Il femore rotto della nostra civiltà

Massimo Berlingozzi. – 9 gennaio 2022

Molti anni fa, durante una lezione universitaria, alcuni studenti chiesero a Margaret Mead qual era, secondo lei, il primo segno individuabile come l’inizio della nostra civiltà, della nostra cultura. La risposta, poco prevedibile della Mead, non indicò un graffito o un utensile, ma un femore. Un femore prima rotto e poi guarito. Nel mondo animale, spiegò, un incidente di questo tipo significa morte certa per la perdita dell’essenziale autonomia. Qualcuno invece aveva accudito quella persona, l’aveva aiutata attendendo la sua guarigione. L’argomentazione di Margaret Mead, prima ancora di chiedersi quanto esatta sia quella risposta, lancia un messaggio molto chiaro riguardo all’originaria natura solidale del patto sociale e al senso di comunità come elemento fondante della nostra civiltà.
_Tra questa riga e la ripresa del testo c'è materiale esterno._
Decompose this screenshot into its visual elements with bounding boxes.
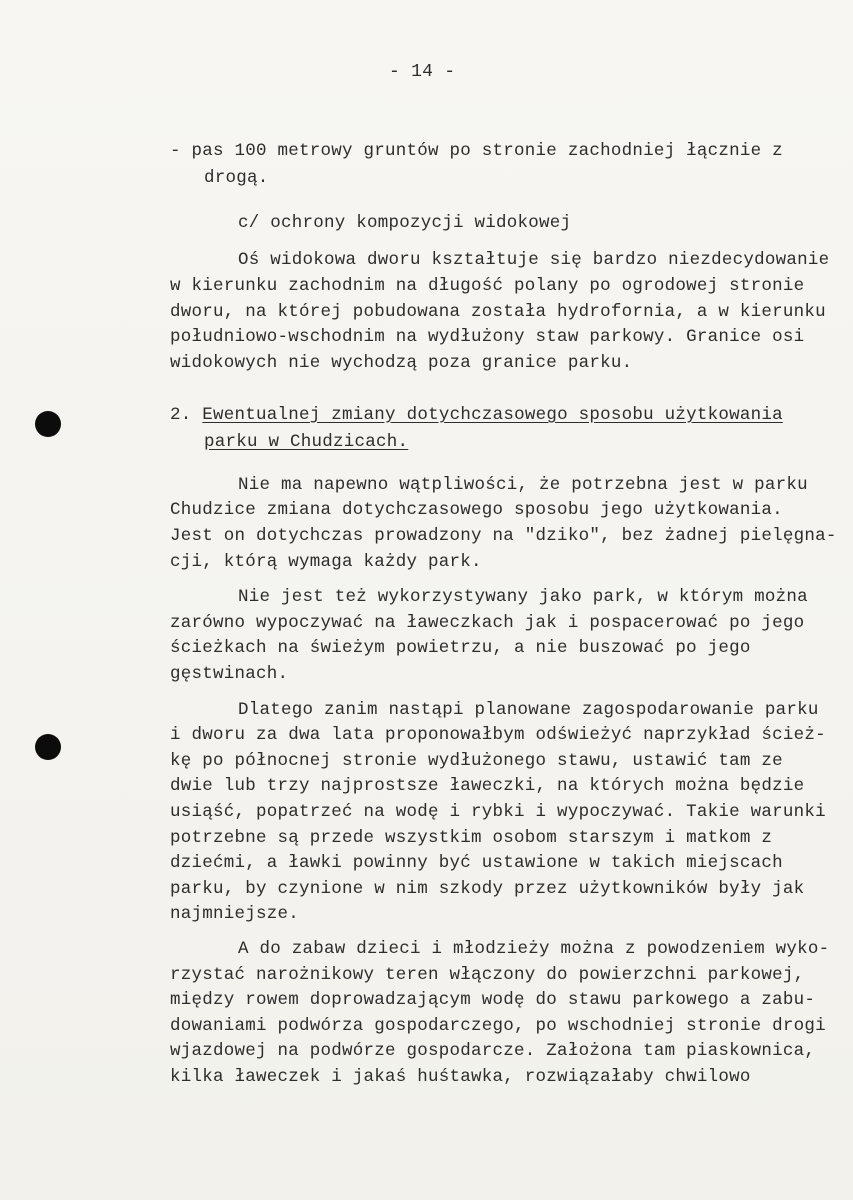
paragraph-line: Jest on dotychczas prowadzony na "dziko", bez żadnej pielęgna- [170, 526, 837, 546]
paragraph-line: cji, którą wymaga każdy park. [170, 552, 482, 572]
paragraph-line: i dworu za dwa lata proponowałbym odświeżyć naprzykład ścież- [170, 725, 826, 745]
paragraph-line: parku, by czynione w nim szkody przez użytkowników były jak [170, 879, 805, 899]
section-title-continued: parku w Chudzicach. [204, 432, 409, 452]
punch-hole [35, 734, 61, 760]
paragraph-line: Nie ma napewno wątpliwości, że potrzebna jest w parku [238, 475, 808, 495]
paragraph-line: dworu, na której pobudowana została hydrofornia, a w kierunku [170, 302, 826, 322]
paragraph-line: usiąść, popatrzeć na wodę i rybki i wypoczywać. Takie warunki [170, 802, 826, 822]
subsection-heading: c/ ochrony kompozycji widokowej [238, 213, 572, 233]
paragraph-line: najmniejsze. [170, 904, 300, 924]
page-number: - 14 - [389, 62, 456, 82]
bullet-line: drogą. [204, 168, 269, 188]
punch-hole [35, 411, 61, 437]
paragraph-line: dwie lub trzy najprostsze ławeczki, na których można będzie [170, 776, 805, 796]
paragraph-line: wjazdowej na podwórze gospodarcze. Założona tam piaskownica, [170, 1041, 816, 1061]
paragraph-line: w kierunku zachodnim na długość polany po ogrodowej stronie [170, 276, 805, 296]
paragraph-line: Chudzice zmiana dotychczasowego sposobu jego użytkowania. [170, 500, 783, 520]
paragraph-line: dziećmi, a ławki powinny być ustawione w takich miejscach [170, 853, 783, 873]
paragraph-line: zarówno wypoczywać na ławeczkach jak i pospacerować po jego [170, 613, 805, 633]
paragraph-line: ścieżkach na świeżym powietrzu, a nie buszować po jego [170, 638, 751, 658]
paragraph-line: Oś widokowa dworu kształtuje się bardzo niezdecydowanie [238, 250, 830, 270]
paragraph-line: rzystać narożnikowy teren włączony do powierzchni parkowej, [170, 965, 805, 985]
paragraph-line: potrzebne są przede wszystkim osobom starszym i matkom z [170, 828, 773, 848]
paragraph-line: widokowych nie wychodzą poza granice parku. [170, 353, 633, 373]
bullet-line: - pas 100 metrowy gruntów po stronie zachodniej łącznie z [170, 141, 783, 161]
paragraph-line: kilka ławeczek i jakaś huśtawka, rozwiązałaby chwilowo [170, 1067, 751, 1087]
section-number: 2. [170, 405, 192, 425]
paragraph-line: Dlatego zanim nastąpi planowane zagospodarowanie parku [238, 700, 819, 720]
paragraph-line: dowaniami podwórza gospodarczego, po wschodniej stronie drogi [170, 1016, 826, 1036]
paragraph-line: A do zabaw dzieci i młodzieży można z powodzeniem wyko- [238, 939, 830, 959]
paragraph-line: kę po północnej stronie wydłużonego stawu, ustawić tam ze [170, 751, 783, 771]
section-heading [170, 405, 783, 425]
section-title: Ewentualnej zmiany dotychczasowego sposobu użytkowania [202, 405, 783, 425]
paragraph-line: Nie jest też wykorzystywany jako park, w którym można [238, 587, 808, 607]
paragraph-line: między rowem doprowadzającym wodę do stawu parkowego a zabu- [170, 990, 816, 1010]
paragraph-line: południowo-wschodnim na wydłużony staw parkowy. Granice osi [170, 327, 805, 347]
paragraph-line: gęstwinach. [170, 664, 289, 684]
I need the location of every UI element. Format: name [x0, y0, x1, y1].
Cosa è accaduto in questi ultimi due anni per smarrire tutto questo? Davvero, la ricerca di astratte libertà, rinchiusi in estemporanei recinti identitari, può averci fatto dimenticare qualcosa di così essenziale? Forse abbiamo tutti bisogno, come in una delle fiabe più belle di sempre, di un giovane fanciullo che ci indichi che il Re è nudo! Perché ognuno di noi, quando beneficia di costosissimi servizi sanitari, usufruisce della scuola pubblica, o semplicemente può risarcire i danni di un grave incidente attraverso il pagamento di un premio annuale all’assicurazione, gode dei vantaggi legati alle molte forme di applicazione di quel patto!

Chi ha deciso di rallentare, di fermarsi, di limitare la propria libertà, anche rischiando, per aiutare un’altra persona a riparare quel femore ferito; accetta, in nome di un bene superiore, quel disagio così ben descritto da Freud nel suo Il disagio della civiltà, che ci ha portati a scegliere di scambiare quote di libertà in favore di quote di reciproca sicurezza. Concepirsi al di fuori di quell’inevitabile vincolo d’interdipendenza, temo sia una pericolosa illusione.